Passing to the issue of banking supervision, the Parliament has no reason to counter the supremacy of the European Central Bank. In reality this project is in a very advanced stage of implementation, with the ECB having been very active for quite some time now organising and manning its independent bank supervision department, after given the green light from the Council, the Commission and the competent Parliamentary committee. What is still pending for the realisation of the European Banking Union is the OK from Germany for the Bank Resolution Mechanism.

No doubt that the creation of the European Banking Union will herald a new era in European Union, probably not for all of its 28 member states. However for the 17 Eurozone countries which will all participate plus the willing of the other 11 member states, the banking union will be a giant step towards a common confrontation of both problems; the excess indebtedness of the southern part of Eurozone and the weak capital position of the banking sector. For one thing ECB’s supervision over banks will gradually cut off the umbilical cord between sovereign debt and national lenders, while the Bank Resolution Mechanism will take care of those financial firms which may prove not viable. Hopefully before the end of 2014 the EU Banking Union will be in place.

Greece and Portugal

The next crucial issue the EU has to confront from September onwards is obviously the political uncertainty and the weakness of Greece and Portugal in effectively controlling their government deficits and debts. The same is true for Italy and Ireland but in a much less urgent way. Not to forget that Italy has just exited the excessive deficit category after a ground-breaking Commission decision. As for Ireland, the country is judged by the troika of EC-ECB-IMF as effectively applying its fiscal consolidation programme and expected to be able to come out to the capital markets on its own account later on in 2013 or in early 2014.

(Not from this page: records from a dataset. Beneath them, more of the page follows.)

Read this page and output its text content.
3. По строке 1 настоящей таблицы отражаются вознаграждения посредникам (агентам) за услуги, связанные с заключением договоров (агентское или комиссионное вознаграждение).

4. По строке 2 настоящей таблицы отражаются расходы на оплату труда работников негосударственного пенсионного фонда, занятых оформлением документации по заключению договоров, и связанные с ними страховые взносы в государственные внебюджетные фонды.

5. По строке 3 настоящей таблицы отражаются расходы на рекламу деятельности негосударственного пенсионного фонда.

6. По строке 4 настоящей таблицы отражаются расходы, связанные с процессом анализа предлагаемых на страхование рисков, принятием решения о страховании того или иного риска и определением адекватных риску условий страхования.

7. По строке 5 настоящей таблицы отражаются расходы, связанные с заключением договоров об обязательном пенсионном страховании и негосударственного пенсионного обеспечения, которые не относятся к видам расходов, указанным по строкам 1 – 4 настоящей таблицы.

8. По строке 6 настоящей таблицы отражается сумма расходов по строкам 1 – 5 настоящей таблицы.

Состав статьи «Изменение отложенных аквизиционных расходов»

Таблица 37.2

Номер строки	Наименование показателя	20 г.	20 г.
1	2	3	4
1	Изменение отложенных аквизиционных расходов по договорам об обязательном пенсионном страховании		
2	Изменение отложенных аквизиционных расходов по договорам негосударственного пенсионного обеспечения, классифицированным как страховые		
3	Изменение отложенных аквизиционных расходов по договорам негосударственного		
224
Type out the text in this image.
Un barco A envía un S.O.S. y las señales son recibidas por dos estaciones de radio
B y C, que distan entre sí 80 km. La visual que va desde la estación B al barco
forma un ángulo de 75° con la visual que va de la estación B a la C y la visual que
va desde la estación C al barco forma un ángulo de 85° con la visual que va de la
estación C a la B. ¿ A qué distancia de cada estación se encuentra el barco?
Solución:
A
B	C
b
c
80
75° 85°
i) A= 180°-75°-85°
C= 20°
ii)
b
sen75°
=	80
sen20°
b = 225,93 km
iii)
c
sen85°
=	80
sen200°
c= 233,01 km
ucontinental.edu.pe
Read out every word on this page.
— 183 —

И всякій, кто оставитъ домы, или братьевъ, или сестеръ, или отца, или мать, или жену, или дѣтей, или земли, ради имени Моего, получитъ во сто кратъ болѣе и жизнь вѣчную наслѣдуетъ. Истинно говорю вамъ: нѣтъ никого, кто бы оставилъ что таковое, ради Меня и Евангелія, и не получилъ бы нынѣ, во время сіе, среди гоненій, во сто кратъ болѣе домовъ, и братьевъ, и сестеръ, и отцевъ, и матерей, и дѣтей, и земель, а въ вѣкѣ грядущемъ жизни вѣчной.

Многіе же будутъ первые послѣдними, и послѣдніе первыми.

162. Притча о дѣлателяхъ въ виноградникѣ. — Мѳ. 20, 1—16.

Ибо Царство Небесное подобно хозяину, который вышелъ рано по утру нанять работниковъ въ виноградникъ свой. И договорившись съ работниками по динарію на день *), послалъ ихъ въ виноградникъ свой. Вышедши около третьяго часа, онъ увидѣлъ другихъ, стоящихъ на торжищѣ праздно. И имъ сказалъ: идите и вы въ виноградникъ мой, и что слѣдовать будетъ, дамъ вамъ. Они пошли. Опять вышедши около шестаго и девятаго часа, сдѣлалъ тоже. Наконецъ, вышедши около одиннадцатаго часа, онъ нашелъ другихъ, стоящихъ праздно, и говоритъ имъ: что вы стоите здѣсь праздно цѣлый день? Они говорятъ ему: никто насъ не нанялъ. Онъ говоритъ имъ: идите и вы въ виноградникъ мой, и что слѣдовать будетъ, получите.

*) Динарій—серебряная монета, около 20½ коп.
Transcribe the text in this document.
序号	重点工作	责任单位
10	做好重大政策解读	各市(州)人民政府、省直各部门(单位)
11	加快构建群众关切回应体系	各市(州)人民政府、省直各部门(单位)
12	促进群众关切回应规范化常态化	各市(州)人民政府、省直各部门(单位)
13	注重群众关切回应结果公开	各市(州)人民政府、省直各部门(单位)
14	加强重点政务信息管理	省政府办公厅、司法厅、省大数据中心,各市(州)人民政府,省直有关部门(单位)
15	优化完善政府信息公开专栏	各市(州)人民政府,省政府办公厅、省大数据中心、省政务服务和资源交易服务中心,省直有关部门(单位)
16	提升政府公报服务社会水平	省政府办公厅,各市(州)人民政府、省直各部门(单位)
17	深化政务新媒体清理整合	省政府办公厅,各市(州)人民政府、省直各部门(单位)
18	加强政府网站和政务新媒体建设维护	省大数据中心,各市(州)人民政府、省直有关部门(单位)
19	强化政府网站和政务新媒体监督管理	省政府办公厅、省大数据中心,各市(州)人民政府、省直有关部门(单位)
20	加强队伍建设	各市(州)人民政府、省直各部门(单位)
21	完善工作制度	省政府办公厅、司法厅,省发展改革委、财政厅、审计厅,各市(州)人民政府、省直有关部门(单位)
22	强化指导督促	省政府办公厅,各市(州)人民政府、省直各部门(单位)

In reality this arrangement leaves only Greece and Portugal in the red zone. In both countries the problems are twofold. On the one side, their political establishment seems impotent to plan a long-term exit from the fiscal deficits region. Secondly, there is a persistent tendency of more and more private debtors, households and business alike, being unable to serve their obligations. This is an obvious repercussion of the deep recession both economies are still in. In this respect the question that Brussels and Berlin face is what policy line to follow? Relax the austerity programmes or reinforce economic growth with more loan injections from outside sources like the European Investment Bank, the EU or direct aid from Germany? Up to now both methods are used, but in a restricted way.

The good side is that both countries taken together account for a very tiny part of Eurozone’s economy. If Eurozone didn’t face an acute banking problem itself, Greece and Portugal would have presented not a major issue. In any case after the German elections of 22 September, Berlin would have more manoeuvring space to tackle this matter and fortunately there is ample time for that.